Das Projekt RefLau hatte sich bereits 2019 beim bundesweiten Ideenwettbewerb „Reallabore der Energiewende“ des Bundeswirtschaftsministeriums durchgesetzt und eine Förderzusage erhalten. Strategisches Ziel sei es, die künftige Energieversorgung auf Basis erneuerbarer Energieträger und Wasserstoff einschließlich der Speicherung und Rückverstromung des Wasserstoffs am Industriestandort Schwarze Pumpe abzubilden. Bis zur geplanten Inbetriebnahme der Anlage im Jahr 2025 sollen erste Kunden gesichert und Synergien bei der Etablierung einer Wasserstoffwirtschaft nutzbar gemacht werden.
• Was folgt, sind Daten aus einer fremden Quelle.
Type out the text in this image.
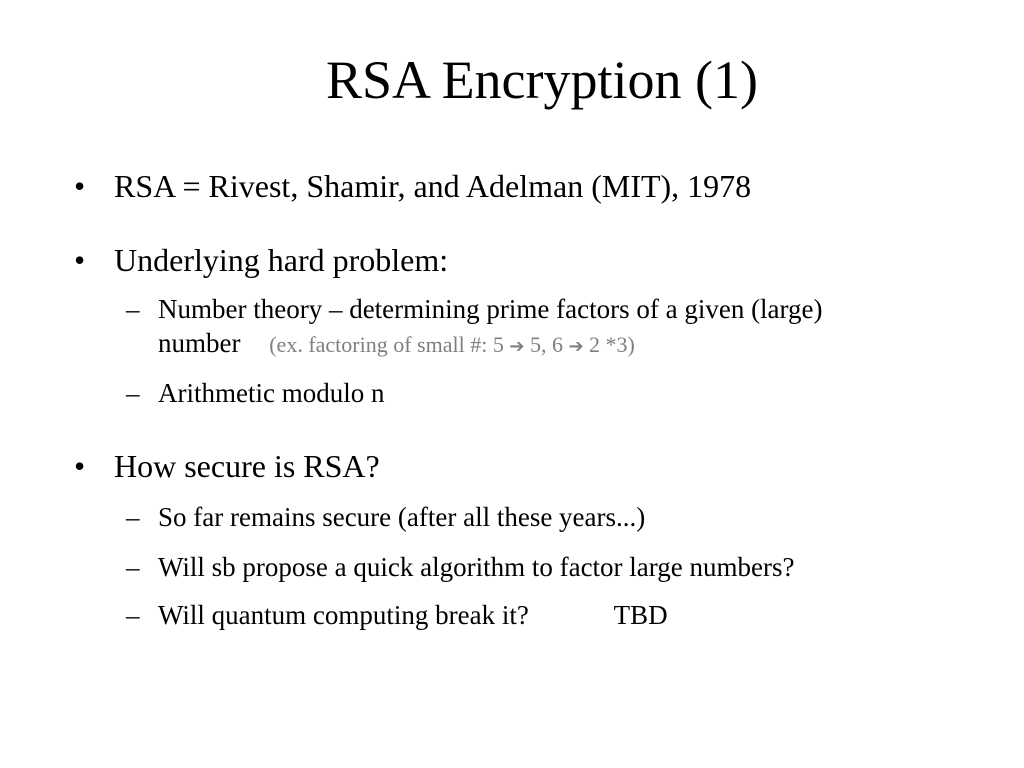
RSA Encryption (1)
• RSA = Rivest, Shamir, and Adelman (MIT), 1978
• Underlying hard problem:
– Number theory – determining prime factors of a given (large)
number (ex. factoring of small #: 5 ➔ 5, 6 ➔ 2 *3)
– Arithmetic modulo n
• How secure is RSA?
– So far remains secure (after all these years...)
– Will sb propose a quick algorithm to factor large numbers?
– Will quantum computing break it?	TBD
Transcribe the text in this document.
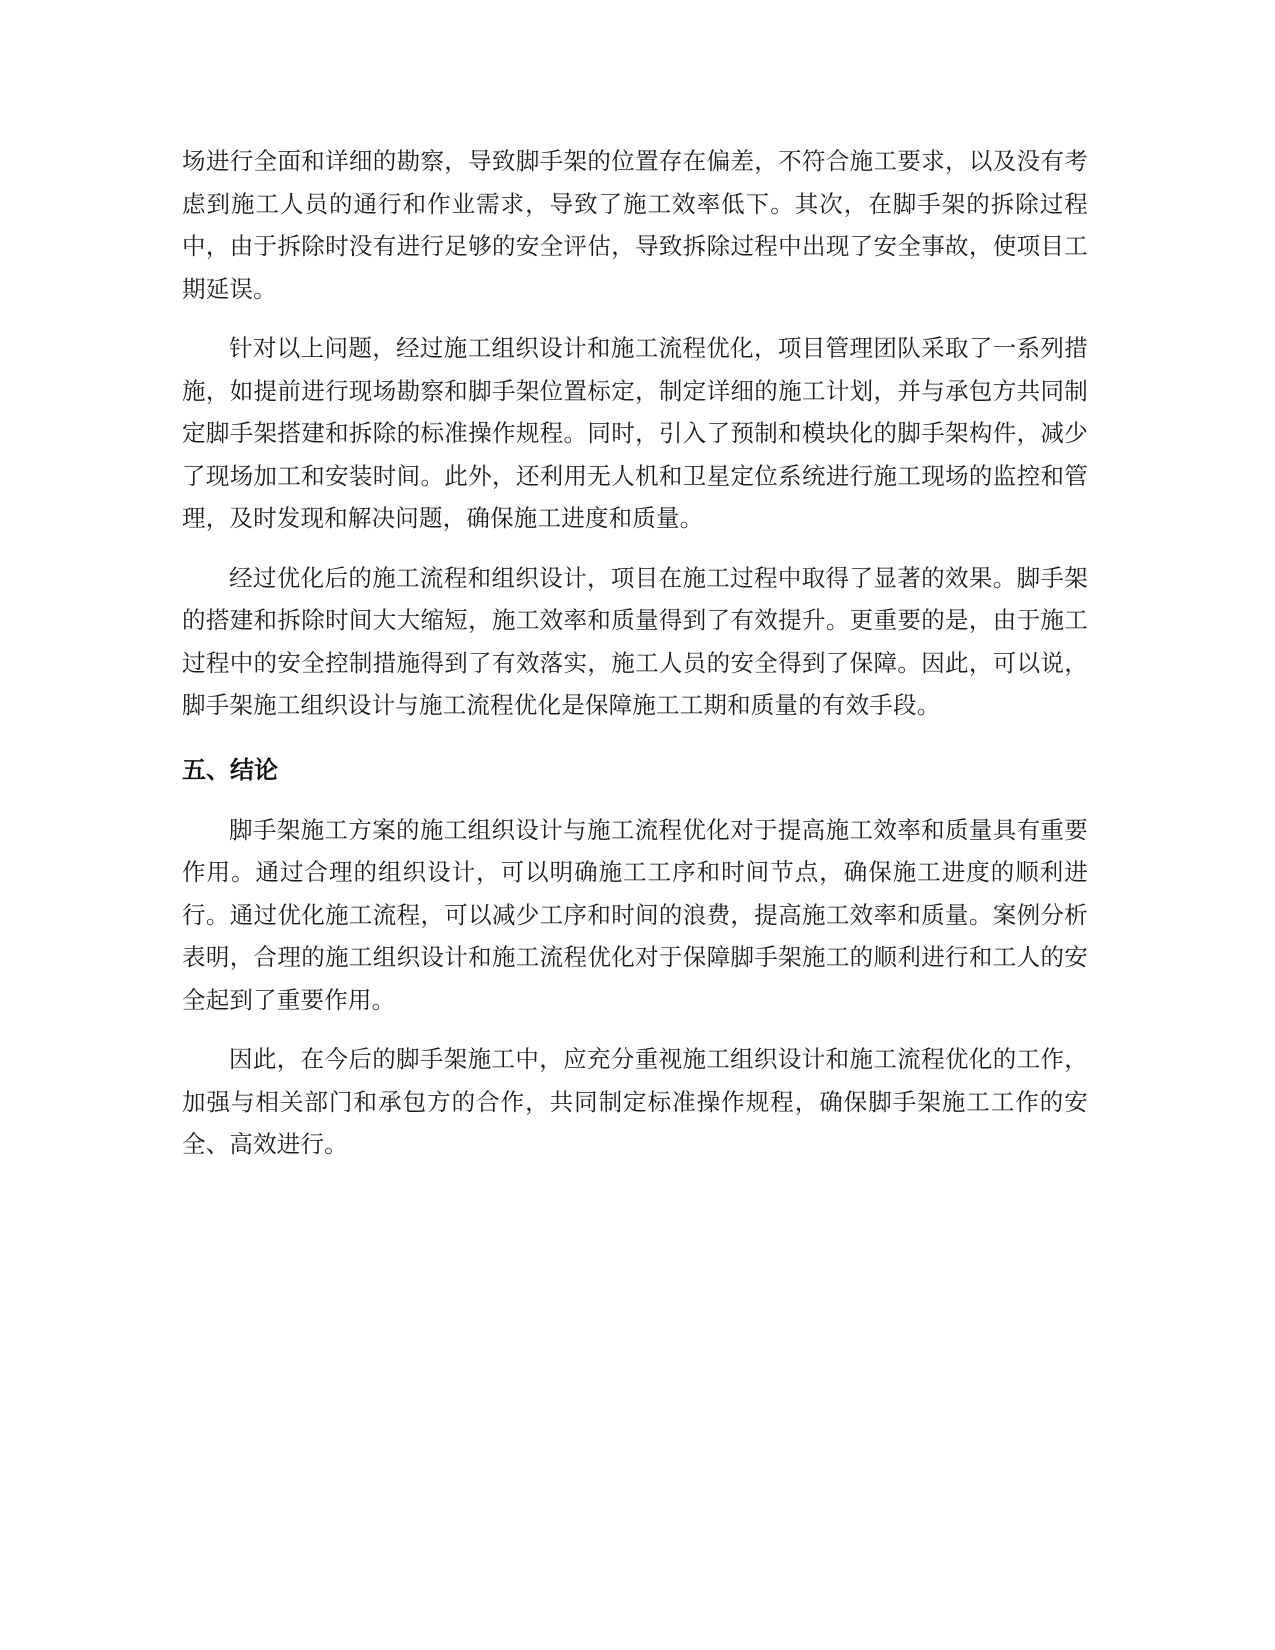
场进行全面和详细的勘察，导致脚手架的位置存在偏差，不符合施工要求，以及没有考虑到施工人员的通行和作业需求，导致了施工效率低下。其次，在脚手架的拆除过程中，由于拆除时没有进行足够的安全评估，导致拆除过程中出现了安全事故，使项目工期延误。

针对以上问题，经过施工组织设计和施工流程优化，项目管理团队采取了一系列措施，如提前进行现场勘察和脚手架位置标定，制定详细的施工计划，并与承包方共同制定脚手架搭建和拆除的标准操作规程。同时，引入了预制和模块化的脚手架构件，减少了现场加工和安装时间。此外，还利用无人机和卫星定位系统进行施工现场的监控和管理，及时发现和解决问题，确保施工进度和质量。

经过优化后的施工流程和组织设计，项目在施工过程中取得了显著的效果。脚手架的搭建和拆除时间大大缩短，施工效率和质量得到了有效提升。更重要的是，由于施工过程中的安全控制措施得到了有效落实，施工人员的安全得到了保障。因此，可以说，脚手架施工组织设计与施工流程优化是保障施工工期和质量的有效手段。

五、结论

脚手架施工方案的施工组织设计与施工流程优化对于提高施工效率和质量具有重要作用。通过合理的组织设计，可以明确施工工序和时间节点，确保施工进度的顺利进行。通过优化施工流程，可以减少工序和时间的浪费，提高施工效率和质量。案例分析表明，合理的施工组织设计和施工流程优化对于保障脚手架施工的顺利进行和工人的安全起到了重要作用。

因此，在今后的脚手架施工中，应充分重视施工组织设计和施工流程优化的工作，加强与相关部门和承包方的合作，共同制定标准操作规程，确保脚手架施工工作的安全、高效进行。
Habeck würdigte den beharrlichen Willen der Bürgermeisterinnen und Bürgermeister der Lausitz, die die Umsetzung dieses Projekt ermöglichten.
Foto: Simons
Neues Wertschöpfungspotenzial
Am Standort im Industriepark Schwarze Pumpe soll das neuartige Kraftwerkskonzept unter ausschließlicher Nutzung erneuerbarer Energien, wie Wind- und Sonnenkraft, die Möglichkeiten der Sektorenkopplung aufzeigen. Durch die Erzeugung von grünem Wasserstoff wird die Nutzung von erneuerbar erzeugter Energie in den Sektoren Verkehr, Industrie und Wärme ermöglicht und damit ein wichtiger Schritt zur Reduzierung der Abhängigkeit von fossilen Energieträgern gegangen. Das Großprojekt der Partner Energiequelle, ENERTRAG und Zweckverband Industriepark Schwarze Pumpe soll neue Wertschöpfungspotenziale für die Region erschließen. Es soll als Referenz für die Umstellung von konventionellen Kraftwerksstandorten auf erneuerbare Energieerzeugung dienen. „Kraftwerke wie diese müssen jetzt wirtschaftlich marktfähig gemacht werden“, sagte Habeck. Unterstützt wird das Projekt von der ASG Spremberg GmbH, der Wirtschaftsförderung von Spremberg und Spreetal.
Lausitzer Landräte vereinigen sich
Die Landräte der sächsischen und brandenburgischen Landkreise Görlitz, Bautzen, Spree-Neiße und Oberspreewald-Lausitz nutzten den Lausitztermin des Vizekanzlers, um mit ihm über die Errichtung von Wasserstoff-Pipelines in der Lausitz zu sprechen. Wenn es nach den Landräten geht, sollen die Pipelines von der Ostsee bis zur tschechischen Grenze und von Görlitz über Dresden und Chemnitz bis nach Leipzig realisiert werden.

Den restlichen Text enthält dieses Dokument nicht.